Inicialmente, considerando o limitador etário trazido pela Constituição Federal de 1988, a idade para ingresso do Regime Geral da Previdência era de 14 anos, exceto para menor aprendiz, que conta com o limite de 12 anos, por força do art. 7º, inciso XXXIII, da Constituição Federal.

Com o tempo as decisões judiciais evoluíram para consolidar o entendimento no sentido de que, para fins de averbação do tempo rural a idade mínima a ser considerada para o trabalho rural deveria ser a data em que o segurado teria implementados os 12 anos de idade, entendimento esse que, até então vinha sendo adotado tanto nos balcões do INSS quanto nas decisões judiciais.

Ocorre que, decisão proferida pela 6ª Turma do TRF da 4ª Região nos autos da Ação Civil Pública nº 5017267-34.2013.4.04.7100 deu novos contornos ao tema permitindo aos segurados a possibilidade de comprovar e, consequentemente, computar os períodos laborados no meio rural mesmo antes dos 12 anos de idade, situação que era anteriormente expressamente vedada em face do referido limitador etário.

Como prudentemente frisou a Desembargadora Relatora na referida Ação Civil Pública, Juíza Salise Monteiro Sanchotente: “Por certo que essas pessoas, que já tiveram ceifadas oportunidades de viver em plenitude a infância, de estudar, de usufruir de lazer condigno, devem merecer a proteção previdenciária e lograr, posteriormente, o cômputo daquele tempo de trabalho vivenciado na infância e na adolescência para fins de carência e mesmo de aposentadoria.”

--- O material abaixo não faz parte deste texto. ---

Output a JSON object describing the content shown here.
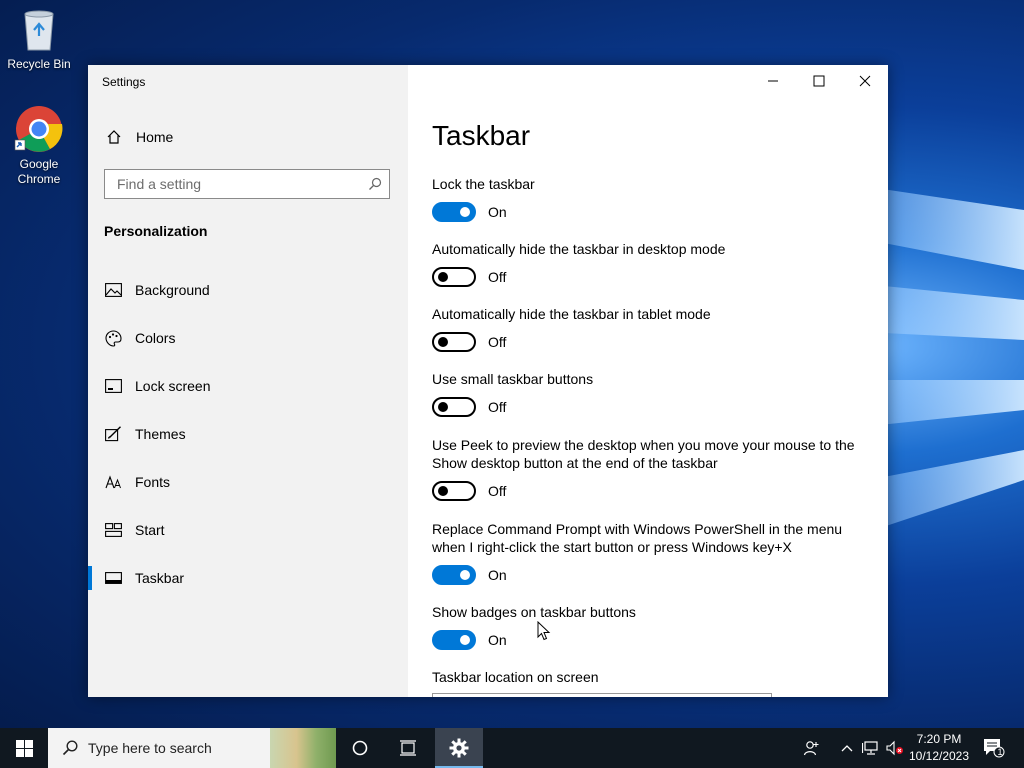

De se notar, portanto, que em épocas de profundas alterações na legislação previdenciária como as que estamos vivenciando – vide a recente e arbitrária reforma previdenciária patrocinada pelo atual governo que mais uma vez protegeu setores historicamente privilegiados da sociedade brasileira – decisões  desta natureza são um alento que muitas vezes garantem aos segurados o direito ao cálculo do benefício segundo um regramento antigo mais benéfico ou mesmo uma forma de cálculo mais vantajosa.

Por óbvio que a decisão que retirou o limitador dos 12 anos não permite por si só que todo o tempo anterior seja automaticamente reconhecido, de modo que, permanece a exigência de comprovação do exercício do labor rural nos períodos que se pretender computar nos mesmos moldes até então exigidos pela legislação reguladora.

Para tanto, é fundamental que o segurado atente tanto para a quantidade quanto para a qualidade da prova produzia, tanto na via administrativa quanto judicial, pois dela dependerá a rapidez e as chances de êxito da demanda. 

 

Débora Müllich (OAB/RS 118.702)

advogada integrante da equipe Cainelli Advogados.